Sizemore goes on to note that “The colossal 2007 – 2009 bear markets wiped out more than a decade’s worth of gains for investors who faithfully bought and held throughout the 1990s and 2000s. Disgusted with the entire business, many have taken money out of the equity markets altogether and have opted for the “safety” of bonds.”

He notes that investors engage in cult-like behavior and find comfort in following the crowd. However, when that faith gets tested, they abandon stocks altogether and prices drop below intrinsic value. Investors who are able to keep a level head through this all can find opportunities to profit.

Sizemore believes “many staid American blue chips are now priced to deliver respectable if not spectacular returns. Dividend yields on many are well in excess of bond yields. The death of the Cult of Equities is a once-in-a-generation blessing for those investors with the patience and temperament to wait for sentiment to improve.”

Parallels with last week’s commentary

My commentary last week addressed the same issue: that investors have pulled out of equities and are pouring into bond funds; and that dividend yields are significantly higher than bond yields.

In the 1940s and 50s, coming out of the Great Depression, companies attracted investors with high dividend yields to compensate them for the risk of stock ownership.

However, in the 1960s, baby boomers drove demand, the economy picked up significantly and corporate profits grew at a rate far higher than bond yields. Investors no longer had to be lured by higher dividends and bought stocks for capital appreciation. As a result, dividend yields dropped below bond yields and stayed that way from the 1960s until the crash of 2008-2009.

Now, again, investors have lost faith in stocks and expect higher dividend yields to compensate for the risk of stock ownership. This, despite the fact that many US and European companies are poised to profit handsomely from operations in emerging economies such as Brazil, China and India – yet their stocks are trading at a discount to earnings.
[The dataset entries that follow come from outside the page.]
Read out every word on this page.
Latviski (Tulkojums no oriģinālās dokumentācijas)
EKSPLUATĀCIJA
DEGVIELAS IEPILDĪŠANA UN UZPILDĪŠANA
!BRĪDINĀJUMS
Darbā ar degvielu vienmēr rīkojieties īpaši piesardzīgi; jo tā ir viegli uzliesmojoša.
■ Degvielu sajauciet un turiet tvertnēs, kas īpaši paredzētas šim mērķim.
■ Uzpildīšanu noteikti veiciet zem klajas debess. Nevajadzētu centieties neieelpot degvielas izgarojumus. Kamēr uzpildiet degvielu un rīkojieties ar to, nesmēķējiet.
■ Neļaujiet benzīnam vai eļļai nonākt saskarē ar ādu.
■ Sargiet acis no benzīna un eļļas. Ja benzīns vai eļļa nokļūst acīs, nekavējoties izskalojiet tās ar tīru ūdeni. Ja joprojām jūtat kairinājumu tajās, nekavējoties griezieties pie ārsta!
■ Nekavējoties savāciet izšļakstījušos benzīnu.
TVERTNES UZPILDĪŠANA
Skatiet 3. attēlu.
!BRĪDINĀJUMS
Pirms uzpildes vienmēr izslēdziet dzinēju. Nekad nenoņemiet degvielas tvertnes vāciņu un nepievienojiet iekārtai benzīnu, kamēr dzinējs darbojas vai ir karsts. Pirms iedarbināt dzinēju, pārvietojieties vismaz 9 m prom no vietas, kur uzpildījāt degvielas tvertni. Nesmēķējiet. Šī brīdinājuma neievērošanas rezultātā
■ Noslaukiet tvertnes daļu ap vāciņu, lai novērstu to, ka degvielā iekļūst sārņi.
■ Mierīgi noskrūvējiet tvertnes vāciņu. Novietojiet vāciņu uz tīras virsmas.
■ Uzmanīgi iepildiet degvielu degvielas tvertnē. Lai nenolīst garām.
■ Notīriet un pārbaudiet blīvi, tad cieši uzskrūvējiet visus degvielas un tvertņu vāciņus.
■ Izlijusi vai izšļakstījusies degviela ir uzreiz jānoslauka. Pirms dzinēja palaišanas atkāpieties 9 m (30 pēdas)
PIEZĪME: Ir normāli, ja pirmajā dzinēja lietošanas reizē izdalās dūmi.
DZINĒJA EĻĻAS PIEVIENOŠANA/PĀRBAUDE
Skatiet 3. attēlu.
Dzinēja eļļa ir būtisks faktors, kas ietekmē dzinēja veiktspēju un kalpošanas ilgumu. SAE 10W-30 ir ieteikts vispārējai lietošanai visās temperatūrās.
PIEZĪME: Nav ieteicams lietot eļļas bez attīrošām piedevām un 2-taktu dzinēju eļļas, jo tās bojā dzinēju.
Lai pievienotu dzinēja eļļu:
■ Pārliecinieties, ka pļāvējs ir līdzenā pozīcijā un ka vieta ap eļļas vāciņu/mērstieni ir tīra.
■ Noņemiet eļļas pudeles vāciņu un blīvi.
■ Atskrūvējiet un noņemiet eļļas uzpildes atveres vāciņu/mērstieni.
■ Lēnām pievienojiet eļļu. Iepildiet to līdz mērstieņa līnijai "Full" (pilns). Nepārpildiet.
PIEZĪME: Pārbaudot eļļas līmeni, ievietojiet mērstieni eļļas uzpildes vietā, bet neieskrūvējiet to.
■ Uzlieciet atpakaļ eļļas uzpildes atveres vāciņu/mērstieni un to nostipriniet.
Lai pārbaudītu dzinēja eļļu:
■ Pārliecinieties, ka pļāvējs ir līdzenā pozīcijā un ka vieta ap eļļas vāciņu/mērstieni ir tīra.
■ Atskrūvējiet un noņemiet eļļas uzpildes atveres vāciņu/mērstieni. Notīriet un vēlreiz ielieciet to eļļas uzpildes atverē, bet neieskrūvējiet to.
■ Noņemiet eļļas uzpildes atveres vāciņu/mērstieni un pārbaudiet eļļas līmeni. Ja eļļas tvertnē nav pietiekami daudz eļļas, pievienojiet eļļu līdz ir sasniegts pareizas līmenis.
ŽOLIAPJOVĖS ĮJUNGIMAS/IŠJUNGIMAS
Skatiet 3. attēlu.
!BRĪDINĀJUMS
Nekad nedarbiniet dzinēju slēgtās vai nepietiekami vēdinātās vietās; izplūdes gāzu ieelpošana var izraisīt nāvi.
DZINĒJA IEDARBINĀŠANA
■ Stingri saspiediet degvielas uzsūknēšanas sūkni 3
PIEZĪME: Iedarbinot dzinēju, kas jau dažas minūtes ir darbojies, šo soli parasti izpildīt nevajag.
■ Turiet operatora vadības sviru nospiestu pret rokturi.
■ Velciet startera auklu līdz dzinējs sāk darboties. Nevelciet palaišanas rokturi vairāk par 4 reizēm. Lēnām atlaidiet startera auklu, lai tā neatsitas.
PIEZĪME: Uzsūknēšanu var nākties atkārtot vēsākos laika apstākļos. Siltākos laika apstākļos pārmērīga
As in August 1979, this too presents a profit opportunity for the dispassionate investor.

Summary

The key here is to be patient and wait for these earnings to play out. Understand that where gains are easy to make, they are also easy to lose. Investors need to focus on intrinsic value and fundamentals, on the investing strategies of greats such as Ben Graham and Warren Buffett, and get back to what investing really is all about.